Dass sich unsere Beiden so ungleichen Freunde und der mysteriöse Viktor wieder begegnen, und wie dies alles in einem fulminanten Showdown endet, das, liebe Leser, dürfen Sie selbst im Buch nachlesen.

Nachdem Plischke das etwas einförmige Fantasy-Genre mit seinen bislang zwei Bänden um die „Zerrissenen Reiche“ aufgemischt hat, danach dann in einem Thriller von übersinnlich begabten Kindern erzählte, darf er sich dieses Mal einem Thema widmen, das mir persönlich eigentlich nie viel gegeben hat.
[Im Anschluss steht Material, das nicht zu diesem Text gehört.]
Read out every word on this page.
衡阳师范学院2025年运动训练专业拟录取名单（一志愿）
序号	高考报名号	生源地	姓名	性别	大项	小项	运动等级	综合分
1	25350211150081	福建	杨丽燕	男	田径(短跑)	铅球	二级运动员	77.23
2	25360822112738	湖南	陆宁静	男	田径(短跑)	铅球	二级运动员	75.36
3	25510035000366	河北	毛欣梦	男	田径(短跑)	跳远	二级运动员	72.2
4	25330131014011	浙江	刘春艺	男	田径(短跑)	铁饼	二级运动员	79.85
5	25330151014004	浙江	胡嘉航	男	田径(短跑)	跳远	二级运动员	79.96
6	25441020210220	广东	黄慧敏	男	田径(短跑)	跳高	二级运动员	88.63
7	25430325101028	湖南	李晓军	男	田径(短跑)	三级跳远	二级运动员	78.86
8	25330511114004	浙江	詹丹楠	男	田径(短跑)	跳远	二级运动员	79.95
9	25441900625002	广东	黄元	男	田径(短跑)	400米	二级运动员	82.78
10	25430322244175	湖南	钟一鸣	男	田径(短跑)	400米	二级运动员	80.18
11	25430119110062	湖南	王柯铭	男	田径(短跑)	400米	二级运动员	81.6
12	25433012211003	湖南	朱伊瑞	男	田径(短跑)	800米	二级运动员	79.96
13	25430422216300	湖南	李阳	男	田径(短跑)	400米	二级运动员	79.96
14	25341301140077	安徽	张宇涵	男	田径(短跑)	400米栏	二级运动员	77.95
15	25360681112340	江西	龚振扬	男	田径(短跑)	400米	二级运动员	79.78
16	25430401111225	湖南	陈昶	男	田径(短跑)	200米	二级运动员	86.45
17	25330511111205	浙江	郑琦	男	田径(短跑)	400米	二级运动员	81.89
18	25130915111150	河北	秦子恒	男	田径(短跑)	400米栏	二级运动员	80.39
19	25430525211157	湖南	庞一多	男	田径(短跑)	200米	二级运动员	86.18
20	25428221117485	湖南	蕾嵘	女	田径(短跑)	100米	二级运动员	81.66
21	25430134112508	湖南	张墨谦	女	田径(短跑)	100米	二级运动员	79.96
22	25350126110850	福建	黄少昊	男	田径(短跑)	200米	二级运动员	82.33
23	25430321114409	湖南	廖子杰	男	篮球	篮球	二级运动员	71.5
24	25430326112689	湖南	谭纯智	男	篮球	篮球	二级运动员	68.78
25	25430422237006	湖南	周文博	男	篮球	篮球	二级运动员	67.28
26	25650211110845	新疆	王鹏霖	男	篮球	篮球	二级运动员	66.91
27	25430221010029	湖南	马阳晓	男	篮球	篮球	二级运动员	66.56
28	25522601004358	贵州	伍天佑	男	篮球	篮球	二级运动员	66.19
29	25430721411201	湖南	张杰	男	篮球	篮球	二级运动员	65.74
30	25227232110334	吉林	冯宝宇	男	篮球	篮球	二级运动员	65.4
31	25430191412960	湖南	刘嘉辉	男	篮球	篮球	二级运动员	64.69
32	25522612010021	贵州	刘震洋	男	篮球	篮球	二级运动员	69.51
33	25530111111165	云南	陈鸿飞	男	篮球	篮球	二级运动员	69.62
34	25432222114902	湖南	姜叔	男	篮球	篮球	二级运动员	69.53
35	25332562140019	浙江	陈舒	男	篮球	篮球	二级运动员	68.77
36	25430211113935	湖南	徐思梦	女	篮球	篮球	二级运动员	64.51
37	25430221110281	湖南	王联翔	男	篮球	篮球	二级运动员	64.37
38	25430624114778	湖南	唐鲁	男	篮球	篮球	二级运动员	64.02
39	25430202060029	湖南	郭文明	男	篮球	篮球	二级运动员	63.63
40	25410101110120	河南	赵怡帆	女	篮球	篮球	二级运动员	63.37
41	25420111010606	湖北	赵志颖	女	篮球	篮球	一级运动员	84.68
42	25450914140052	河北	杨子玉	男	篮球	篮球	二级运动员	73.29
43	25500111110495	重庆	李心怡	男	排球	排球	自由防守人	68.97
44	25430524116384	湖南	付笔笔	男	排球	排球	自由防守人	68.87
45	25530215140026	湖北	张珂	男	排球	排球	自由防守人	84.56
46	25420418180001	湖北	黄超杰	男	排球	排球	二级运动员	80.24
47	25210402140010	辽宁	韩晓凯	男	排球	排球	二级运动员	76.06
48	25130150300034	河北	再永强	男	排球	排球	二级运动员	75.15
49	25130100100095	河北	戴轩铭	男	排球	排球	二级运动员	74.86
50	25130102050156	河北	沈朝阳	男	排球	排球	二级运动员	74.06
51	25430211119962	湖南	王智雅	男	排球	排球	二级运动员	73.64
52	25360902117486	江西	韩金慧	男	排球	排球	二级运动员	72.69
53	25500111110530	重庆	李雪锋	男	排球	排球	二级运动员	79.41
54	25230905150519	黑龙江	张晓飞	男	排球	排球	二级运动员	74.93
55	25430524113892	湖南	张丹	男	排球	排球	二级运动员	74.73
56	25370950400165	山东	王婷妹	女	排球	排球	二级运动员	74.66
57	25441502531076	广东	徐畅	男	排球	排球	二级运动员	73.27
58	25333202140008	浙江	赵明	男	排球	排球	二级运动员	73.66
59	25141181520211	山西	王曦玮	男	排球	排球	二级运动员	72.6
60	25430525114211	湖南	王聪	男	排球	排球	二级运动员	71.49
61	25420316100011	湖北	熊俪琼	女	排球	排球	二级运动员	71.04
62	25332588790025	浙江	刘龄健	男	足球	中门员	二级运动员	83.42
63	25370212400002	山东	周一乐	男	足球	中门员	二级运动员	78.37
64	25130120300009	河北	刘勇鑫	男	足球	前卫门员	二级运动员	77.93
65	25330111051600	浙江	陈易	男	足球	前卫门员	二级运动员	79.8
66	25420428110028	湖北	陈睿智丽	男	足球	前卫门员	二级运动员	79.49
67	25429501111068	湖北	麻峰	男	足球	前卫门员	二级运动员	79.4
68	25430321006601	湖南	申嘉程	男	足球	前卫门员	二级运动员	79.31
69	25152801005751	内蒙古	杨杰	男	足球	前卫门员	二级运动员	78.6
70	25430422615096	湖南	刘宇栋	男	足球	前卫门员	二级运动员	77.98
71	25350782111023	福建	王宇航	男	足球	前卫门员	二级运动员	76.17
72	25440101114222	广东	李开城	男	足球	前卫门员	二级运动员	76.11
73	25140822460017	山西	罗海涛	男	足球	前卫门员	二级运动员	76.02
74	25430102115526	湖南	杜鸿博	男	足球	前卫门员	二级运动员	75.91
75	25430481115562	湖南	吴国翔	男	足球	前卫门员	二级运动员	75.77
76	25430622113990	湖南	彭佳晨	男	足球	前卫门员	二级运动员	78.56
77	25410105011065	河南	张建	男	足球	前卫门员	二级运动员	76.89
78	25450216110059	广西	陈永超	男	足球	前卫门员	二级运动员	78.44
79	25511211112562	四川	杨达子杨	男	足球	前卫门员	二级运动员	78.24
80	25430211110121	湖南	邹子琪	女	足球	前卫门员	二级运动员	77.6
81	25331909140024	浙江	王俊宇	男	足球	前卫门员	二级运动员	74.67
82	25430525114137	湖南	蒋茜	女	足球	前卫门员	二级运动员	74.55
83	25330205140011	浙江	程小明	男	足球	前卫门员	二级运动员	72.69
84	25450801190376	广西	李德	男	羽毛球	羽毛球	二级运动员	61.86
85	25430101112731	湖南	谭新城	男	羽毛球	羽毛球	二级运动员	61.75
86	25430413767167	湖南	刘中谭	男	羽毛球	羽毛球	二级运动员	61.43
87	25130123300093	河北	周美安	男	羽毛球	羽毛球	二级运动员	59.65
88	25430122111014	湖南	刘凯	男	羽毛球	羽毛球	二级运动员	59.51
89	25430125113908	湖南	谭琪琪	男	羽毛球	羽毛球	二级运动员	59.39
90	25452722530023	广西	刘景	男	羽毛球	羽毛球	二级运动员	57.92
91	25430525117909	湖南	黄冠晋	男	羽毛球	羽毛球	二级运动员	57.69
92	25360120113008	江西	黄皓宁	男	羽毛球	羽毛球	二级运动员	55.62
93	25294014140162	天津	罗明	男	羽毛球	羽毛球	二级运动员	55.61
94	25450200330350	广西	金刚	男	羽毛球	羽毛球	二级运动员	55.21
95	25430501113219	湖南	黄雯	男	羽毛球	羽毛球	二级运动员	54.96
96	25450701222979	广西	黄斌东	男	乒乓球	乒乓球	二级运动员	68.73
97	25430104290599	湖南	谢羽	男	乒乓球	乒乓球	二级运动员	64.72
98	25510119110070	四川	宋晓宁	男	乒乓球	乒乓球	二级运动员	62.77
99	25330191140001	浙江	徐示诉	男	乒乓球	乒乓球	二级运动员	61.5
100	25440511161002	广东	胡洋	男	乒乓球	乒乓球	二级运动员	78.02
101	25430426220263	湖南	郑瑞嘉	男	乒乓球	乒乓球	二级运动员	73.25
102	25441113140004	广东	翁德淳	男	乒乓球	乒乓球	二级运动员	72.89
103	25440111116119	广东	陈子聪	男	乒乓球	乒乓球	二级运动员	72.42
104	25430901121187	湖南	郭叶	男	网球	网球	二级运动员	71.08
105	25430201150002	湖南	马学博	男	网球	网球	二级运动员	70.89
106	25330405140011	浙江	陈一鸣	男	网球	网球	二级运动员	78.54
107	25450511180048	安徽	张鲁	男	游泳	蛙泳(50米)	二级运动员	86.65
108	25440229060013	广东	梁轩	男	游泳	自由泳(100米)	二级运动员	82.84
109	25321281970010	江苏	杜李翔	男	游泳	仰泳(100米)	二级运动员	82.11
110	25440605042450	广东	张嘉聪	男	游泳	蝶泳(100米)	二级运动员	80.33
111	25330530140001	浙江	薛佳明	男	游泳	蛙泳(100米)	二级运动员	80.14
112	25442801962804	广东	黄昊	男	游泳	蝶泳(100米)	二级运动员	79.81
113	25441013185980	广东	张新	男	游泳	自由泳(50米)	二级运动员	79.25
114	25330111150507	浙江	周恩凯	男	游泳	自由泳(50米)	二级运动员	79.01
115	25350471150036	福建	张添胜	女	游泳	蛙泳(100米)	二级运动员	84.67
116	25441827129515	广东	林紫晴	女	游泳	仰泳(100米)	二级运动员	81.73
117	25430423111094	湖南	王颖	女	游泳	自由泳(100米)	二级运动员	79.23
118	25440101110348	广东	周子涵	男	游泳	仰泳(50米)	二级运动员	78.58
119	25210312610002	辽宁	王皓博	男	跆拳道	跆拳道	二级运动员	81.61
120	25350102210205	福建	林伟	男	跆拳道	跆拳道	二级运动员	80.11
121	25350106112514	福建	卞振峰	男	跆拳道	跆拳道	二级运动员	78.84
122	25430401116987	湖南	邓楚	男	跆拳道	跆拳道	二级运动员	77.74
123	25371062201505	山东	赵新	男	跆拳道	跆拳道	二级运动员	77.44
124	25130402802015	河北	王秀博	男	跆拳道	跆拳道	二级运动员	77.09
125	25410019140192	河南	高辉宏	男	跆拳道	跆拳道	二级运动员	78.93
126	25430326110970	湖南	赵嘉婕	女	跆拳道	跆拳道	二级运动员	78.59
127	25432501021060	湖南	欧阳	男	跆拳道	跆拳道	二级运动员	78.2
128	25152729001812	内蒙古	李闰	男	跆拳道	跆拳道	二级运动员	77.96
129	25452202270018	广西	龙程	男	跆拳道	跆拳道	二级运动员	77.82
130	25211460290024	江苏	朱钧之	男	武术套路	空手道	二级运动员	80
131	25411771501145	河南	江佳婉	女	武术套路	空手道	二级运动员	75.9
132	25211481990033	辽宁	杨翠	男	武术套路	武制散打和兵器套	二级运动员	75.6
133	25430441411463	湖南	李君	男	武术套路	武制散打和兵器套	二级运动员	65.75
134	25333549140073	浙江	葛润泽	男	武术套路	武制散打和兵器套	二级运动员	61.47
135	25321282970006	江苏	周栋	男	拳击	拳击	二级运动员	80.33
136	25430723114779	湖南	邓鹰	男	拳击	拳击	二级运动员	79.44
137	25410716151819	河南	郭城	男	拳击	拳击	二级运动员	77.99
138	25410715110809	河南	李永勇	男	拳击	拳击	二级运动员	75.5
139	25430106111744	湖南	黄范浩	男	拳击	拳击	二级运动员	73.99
Zombies, bei diesem Begriff tauchen vor meinem inneren Auge sofort Bilder von unappetitlichen Leichen auf, die sich mühsam schwankend durch nächtliche Straßen einer amerikanischen Kleinstadt schieben. Klar, werden Sie sagen, selber schuld, wenn man zu viele miese B-Movies angeschaut hat.
Dennoch, anders als die übliche Urban-Fantasy-Sagen um Vampire, Werwesen und Hexer umgibt die menschenfressenden Toten kein besonderer Nimbus. Zu widerlich ist der Gedanke, was die Natur mit den Verblichenen anstellt, gar nicht zu reden vom Tabuthema Kannibalismus.

Thomas Plischke geht das Topic ein wenig anders an. Zum einen hat er sein Buch in drei, auch stilistisch unterschiedliche, Abschnitte unterteilt. Der erste erzählt aus der Sicht von Lily, von der Zombiewerdung der jungen Frau.
Bleibt der Autor hier weitgehend dem Gewohnten verhaftet, um nicht zu sagen, dass die Handlung und die Charaktere auf den ersten Blick ein wenig schablonenhaft agieren, lockert er dies durch immer wieder eingeschobene Interviews von Lily mit Zeugen wandelnder Toter auf.

Diese Interviews alleine sind den Preis des Buches wert. In diesen kurzen Dialogen stecken Geschichten und Ideen, die mich an die Seiten gebannt haben, die aber gleichzeitig auch die Grenzen der Rahmenstory noch deutlicher zu Tage treten ließen.

Im zweiten Teil, der sich auf Gottlieb und seinen Familienaufgabe konzentriert, warten weitere, zum Teil skurrile Ideen auf den Leser.
Den vorläufigen Abschluss bildet dann ein fulminantes Finale, das in seiner Ausgestaltung an beste cineastische Blockbuster erinnert.